Nunca é demais lembrar que autoridades médicas de todo o mundo mantêm o discurso de que ainda não foi identificada substância, remédio, vacina ou alimento verdadeiramente eficaz e seguro contra o novo vírus. Mas a busca persiste e diversas substâncias têm sido consideradas. Aparentemente mais uma dentre as inúmeras receitas com ervas que prometem curar a Covid-19, a artemisinina, também está no rol de investigação da OMS. A instituição diz reconhecer e apoiar a medicina tradicional, mas faz um alerta. Segundo ela, fármacos elaborados a partir de plantas, como a Covid-Organics, “são considerados possíveis tratamentos para o COVID-19, mas devem ser realizados ensaios para avaliar sua eficácia e determinar seus efeitos colaterais”.

A fama

Ao que parece, o sucesso do chá africano se deve ao potencial antimalárico da artemísia. Assim como a cloroquina, a substância é base para medicamento usado no tratamento da malária. Mas não há comprovação de que a concentração de artemisinina no chá da planta seja suficiente para conter a doença. Em outras palavras, embora o princípio ativo da erva em dose específica trate quadros de malária, não há provas de que o chá da artemísia tenha a mesma eficácia contra a infecção. Contra a Covid-19, muito menos!

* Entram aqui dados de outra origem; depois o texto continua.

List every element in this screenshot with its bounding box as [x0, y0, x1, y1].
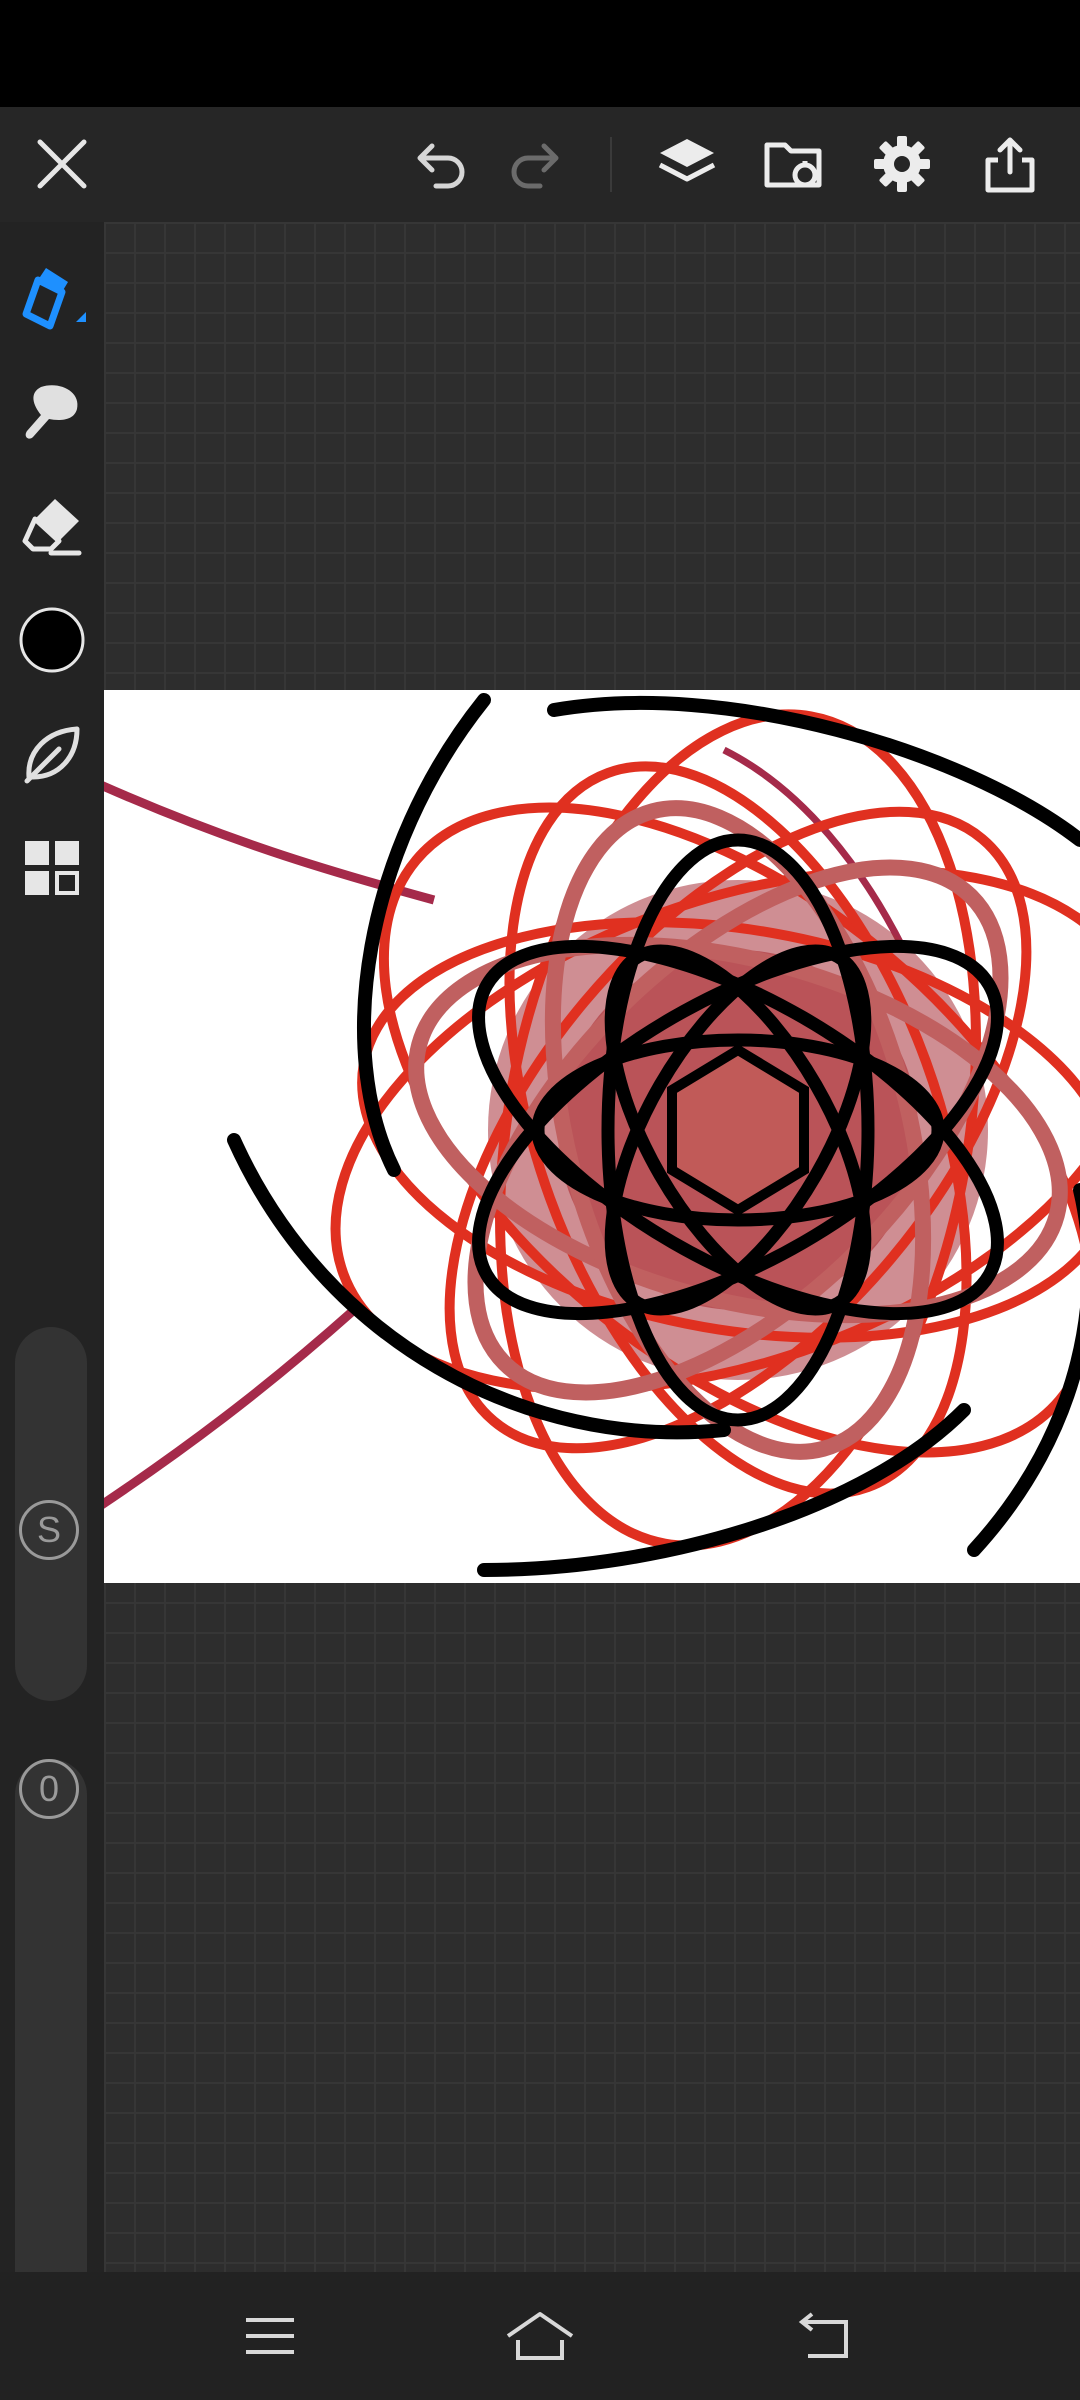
share-button[interactable]: [970, 124, 1050, 204]
undo-button[interactable]: [400, 124, 480, 204]
layers-icon: [658, 139, 716, 182]
back-icon: [798, 2312, 848, 2358]
menu-button[interactable]: [230, 2296, 310, 2376]
share-icon: [985, 137, 1035, 193]
pen-icon: [22, 268, 86, 330]
tool-sidebar: S 0: [0, 222, 104, 2353]
home-button[interactable]: [500, 2296, 580, 2376]
status-bar: [0, 0, 1080, 107]
artwork-drawing: [104, 693, 1080, 1577]
smudge-icon: [25, 385, 78, 439]
toolbar-divider: [610, 137, 612, 192]
size-slider-label: S: [36, 1509, 61, 1550]
redo-icon: [511, 143, 559, 189]
top-toolbar: [0, 107, 1080, 222]
size-slider-knob[interactable]: S: [19, 1500, 79, 1560]
system-navigation-bar: [0, 2272, 1080, 2400]
pen-tool-button[interactable]: [12, 258, 92, 338]
eraser-tool-button[interactable]: [12, 486, 92, 566]
folder-import-icon: [764, 142, 822, 188]
smudge-tool-button[interactable]: [12, 372, 92, 452]
close-button[interactable]: [22, 124, 102, 204]
settings-button[interactable]: [862, 124, 942, 204]
artboard[interactable]: [104, 690, 1080, 1583]
color-swatch-button[interactable]: [12, 600, 92, 680]
brush-size-slider[interactable]: S: [15, 1327, 87, 1701]
eraser-icon: [22, 499, 82, 556]
color-swatch: [19, 607, 85, 673]
opacity-slider-knob[interactable]: 0: [19, 1759, 79, 1819]
home-icon: [506, 2312, 574, 2360]
leaf-icon: [24, 726, 80, 784]
redo-button[interactable]: [496, 124, 576, 204]
brush-opacity-slider[interactable]: 0: [15, 1759, 87, 2353]
layers-button[interactable]: [647, 124, 727, 204]
grid-icon: [25, 841, 79, 895]
gear-icon: [874, 136, 930, 192]
menu-icon: [246, 2318, 294, 2354]
back-button[interactable]: [784, 2296, 864, 2376]
brush-library-button[interactable]: [12, 714, 92, 794]
grid-tool-button[interactable]: [12, 828, 92, 908]
opacity-slider-label: 0: [38, 1768, 60, 1809]
undo-icon: [417, 143, 465, 189]
import-button[interactable]: [754, 124, 834, 204]
close-icon: [37, 139, 87, 189]
canvas-workspace[interactable]: [104, 222, 1080, 2272]
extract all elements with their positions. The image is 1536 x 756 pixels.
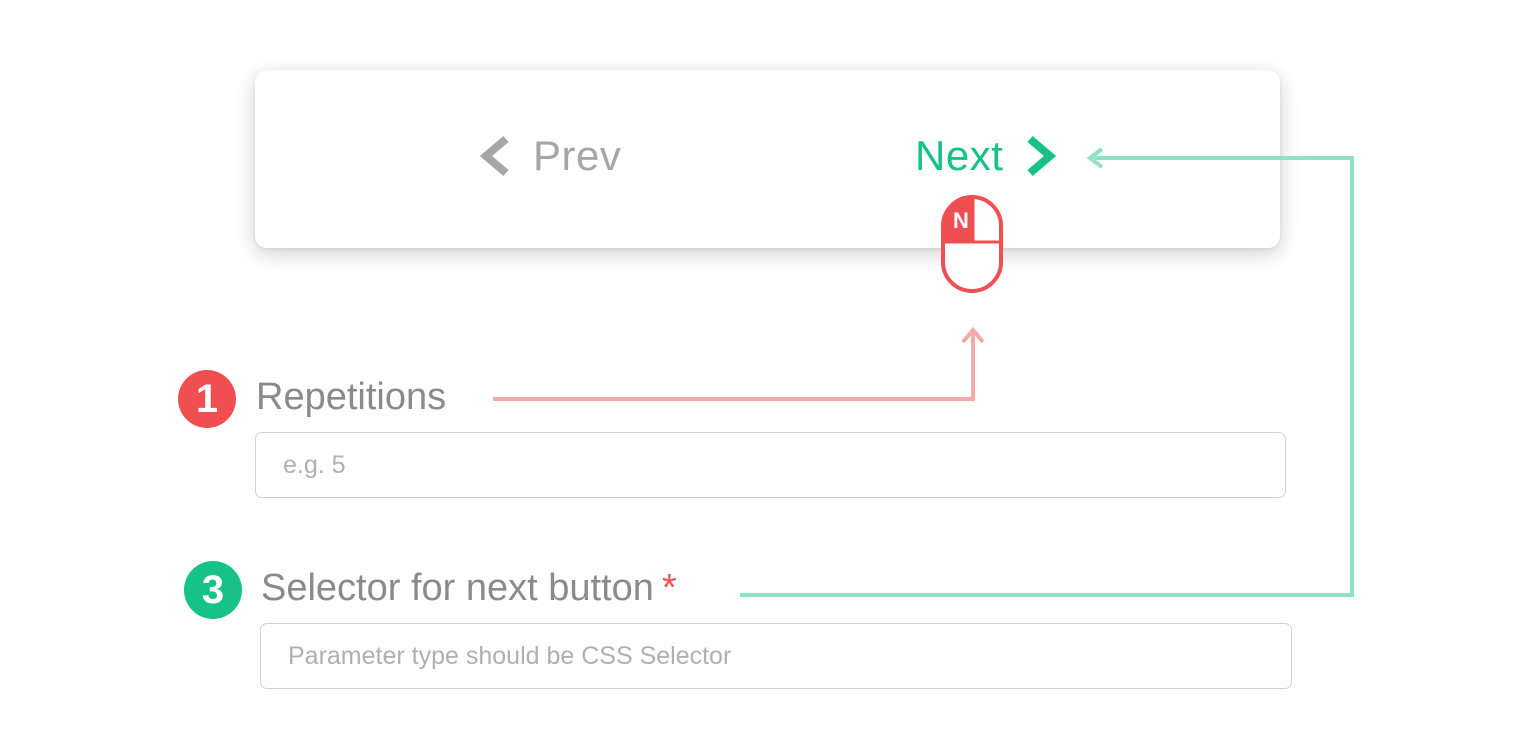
next-button[interactable]: Next [915,132,1059,180]
repetitions-input[interactable] [255,432,1286,498]
step-badge-3: 3 [184,561,242,619]
chevron-right-icon [1025,134,1059,178]
mouse-key-label: N [953,208,969,233]
prev-button[interactable]: Prev [477,132,621,180]
prev-button-label: Prev [533,132,622,179]
chevron-left-icon [477,134,511,178]
repetitions-connector [493,326,985,401]
next-button-label: Next [915,132,1004,179]
repetitions-label: Repetitions [256,376,446,419]
mouse-click-icon: N [940,194,1006,296]
next-selector-input[interactable] [260,623,1292,689]
pagination-card: Prev Next [255,70,1280,248]
repetitions-label-text: Repetitions [256,376,447,418]
next-selector-label-text: Selector for next button [261,567,654,609]
required-asterisk: * [661,567,677,609]
next-selector-label: Selector for next button * [261,567,677,610]
step-badge-1: 1 [178,370,236,428]
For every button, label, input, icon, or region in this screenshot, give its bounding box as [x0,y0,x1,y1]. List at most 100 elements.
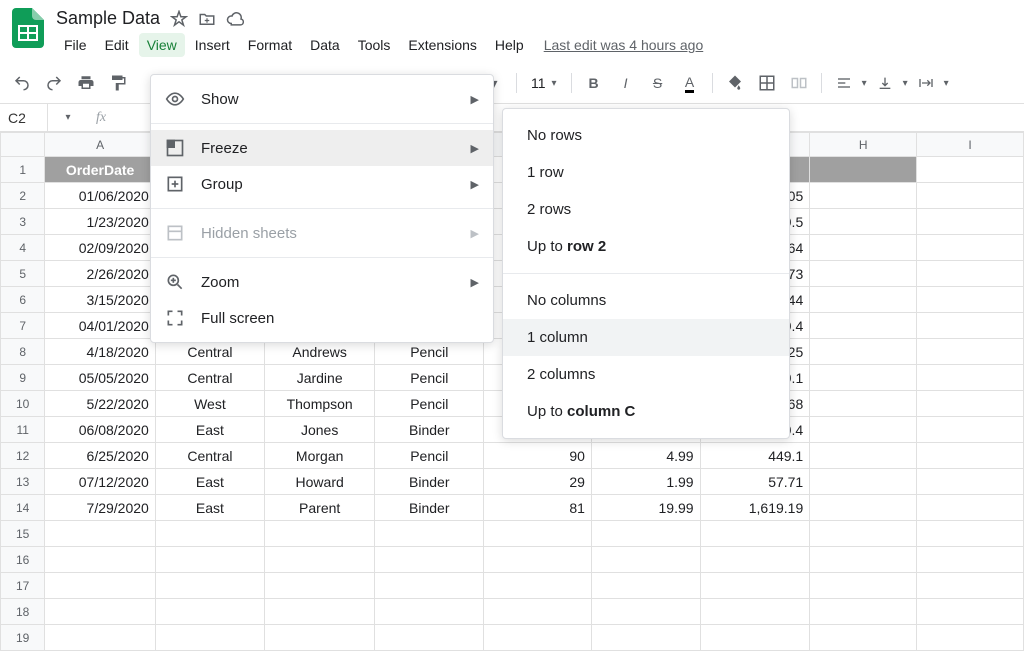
bold-icon[interactable]: B [580,69,608,97]
wrap-icon[interactable] [912,69,940,97]
cell[interactable]: Pencil [375,365,484,391]
merge-icon[interactable] [785,69,813,97]
cell[interactable] [484,521,592,547]
freeze-1-row[interactable]: 1 row [503,154,789,191]
cell[interactable]: 5/22/2020 [45,391,155,417]
cell[interactable] [45,521,155,547]
cell[interactable] [700,547,810,573]
cell[interactable]: Pencil [375,391,484,417]
cell[interactable] [591,599,700,625]
cell[interactable] [700,521,810,547]
cell[interactable]: 1,619.19 [700,495,810,521]
cell[interactable] [810,183,917,209]
row-header[interactable]: 11 [1,417,45,443]
menu-file[interactable]: File [56,33,95,57]
cell[interactable] [265,625,375,651]
row-header[interactable]: 1 [1,157,45,183]
sheets-logo[interactable] [8,8,48,48]
row-header[interactable]: 5 [1,261,45,287]
cell[interactable]: East [155,469,264,495]
cell[interactable]: Thompson [265,391,375,417]
row-header[interactable]: 17 [1,573,45,599]
cell[interactable] [810,209,917,235]
move-icon[interactable] [198,10,216,28]
cell[interactable]: Jones [265,417,375,443]
cell[interactable] [917,235,1024,261]
cell[interactable] [265,521,375,547]
cell[interactable] [917,625,1024,651]
cell[interactable]: East [155,495,264,521]
cell[interactable]: Binder [375,469,484,495]
cell[interactable] [700,625,810,651]
cell[interactable] [45,573,155,599]
row-header[interactable]: 12 [1,443,45,469]
cell[interactable]: Parent [265,495,375,521]
freeze-up-to-column[interactable]: Up to column C [503,393,789,430]
paint-format-icon[interactable] [104,69,132,97]
cell[interactable]: 2/26/2020 [45,261,155,287]
row-header[interactable]: 10 [1,391,45,417]
print-icon[interactable] [72,69,100,97]
freeze-2-columns[interactable]: 2 columns [503,356,789,393]
cell[interactable] [155,599,264,625]
cell[interactable] [917,599,1024,625]
cell[interactable]: 06/08/2020 [45,417,155,443]
cell[interactable] [810,261,917,287]
cell[interactable] [375,547,484,573]
cell[interactable] [810,547,917,573]
cell[interactable] [591,573,700,599]
cell[interactable] [917,495,1024,521]
cell[interactable] [917,313,1024,339]
row-header[interactable]: 15 [1,521,45,547]
cell[interactable] [810,157,917,183]
view-zoom[interactable]: Zoom ▶ [151,264,493,300]
redo-icon[interactable] [40,69,68,97]
cell[interactable]: 57.71 [700,469,810,495]
view-freeze[interactable]: Freeze ▶ [151,130,493,166]
row-header[interactable]: 4 [1,235,45,261]
star-icon[interactable] [170,10,188,28]
col-header[interactable]: I [917,133,1024,157]
menu-help[interactable]: Help [487,33,532,57]
cell[interactable] [810,573,917,599]
cell[interactable] [810,469,917,495]
cell[interactable]: 19.99 [591,495,700,521]
menu-format[interactable]: Format [240,33,300,57]
cell[interactable] [484,547,592,573]
cell[interactable] [917,547,1024,573]
view-group[interactable]: Group ▶ [151,166,493,202]
cell[interactable]: Pencil [375,443,484,469]
cell[interactable] [265,599,375,625]
cell[interactable]: Central [155,443,264,469]
undo-icon[interactable] [8,69,36,97]
fill-color-icon[interactable] [721,69,749,97]
text-color-icon[interactable]: A [676,69,704,97]
cell[interactable]: Central [155,365,264,391]
cell[interactable] [591,521,700,547]
cell[interactable]: 29 [484,469,592,495]
cell[interactable] [591,547,700,573]
menu-extensions[interactable]: Extensions [400,33,484,57]
row-header[interactable]: 9 [1,365,45,391]
menu-data[interactable]: Data [302,33,348,57]
row-header[interactable]: 14 [1,495,45,521]
name-box-dd-icon[interactable]: ▾ [48,112,88,123]
menu-edit[interactable]: Edit [97,33,137,57]
last-edit-link[interactable]: Last edit was 4 hours ago [544,37,704,53]
italic-icon[interactable]: I [612,69,640,97]
row-header[interactable]: 7 [1,313,45,339]
cell[interactable]: East [155,417,264,443]
cell[interactable]: 07/12/2020 [45,469,155,495]
row-header[interactable]: 8 [1,339,45,365]
cell[interactable] [484,625,592,651]
strike-icon[interactable]: S [644,69,672,97]
cell[interactable] [810,313,917,339]
cell[interactable] [155,547,264,573]
row-header[interactable]: 6 [1,287,45,313]
cell[interactable]: 01/06/2020 [45,183,155,209]
cell[interactable]: 02/09/2020 [45,235,155,261]
cell[interactable] [810,599,917,625]
freeze-no-columns[interactable]: No columns [503,282,789,319]
cell[interactable]: 449.1 [700,443,810,469]
cell[interactable] [155,625,264,651]
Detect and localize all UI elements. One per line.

A relação entre antimaláricos e a Covid-19 não é novidade. Há tempos a mesma correspondência tem sido estabelecida entre cloroquina e hidroxicloroquina e a supressão do novo coronavírus. Mas, como vem sendo explicado exaustivamente nas últimas semanas, ainda não há certeza de que qualquer mistura elaborada de forma caseira, ou mesmo produzida em laboratório, tenha ação contra o novo vírus. Apesar da ausência de comprovação científica, Rajoelina continua assegurando a eficácia da bebida que, por sua vez, segue sendo consumida deliberadamente.

#FatoOuFake: Coronavírus afastou Renata Vasconcellos do JN #MENTIRA

Na última semana, circulou nas redes sociais a mensagem de que a âncora do Jornal Nacional, Renata Vasconcellos, teria sido afastada do telejornal por ter contraído Covid-19. A jornalista se ausentou nas noites de segunda (1) e de terça-feira (2) de junho, causando estranheza e preocupação em fãs e telespectadores. Durante a sua ausência, Mariana Gross, que apresenta o RJ1, assumiu a bancada do JN ao lado de William Bonner.

O afastamento rendeu uma série especulações sobre o estado de saúde da apresentadora. Foram múltiplas as mensagens de que ela teria se infectado com o novo coronavírus. Identificou-se, inclusive, considerações sobre o método terapêutico que a jornalista deveria adotar devido à sua ligação com a Globo.

“Renata Vasconcelos testou positivo para o covid 19. Acho que ela não deve tomar cloroquina, pois o JN é contra!!!! Vamos acompanhar!!!!”.


Covid-19

É falsa a notícia de que Renata Vasconcellos contraiu a Covid-19. (Foto: Reprodução/Pixabay)


A assessoria de imprensa da emissora logo desmentiu o boato. Ela informou que Renata se afastou por “questão pessoal” e não por ter testado positivo para o novo coronavírus. No Instagram uma seguidora questionou diretamente a Renata sobre a sua ausência no JN. Em resposta, a jornalista confirmou estar bem, mas que por ter se sentido “um pouquinho indisposta” resolveu descansar. As suspeitas sobre Renata ter contraído a infecção acabaram na mesma semana. A jornalista retornou ao JN na quarta-feira (3).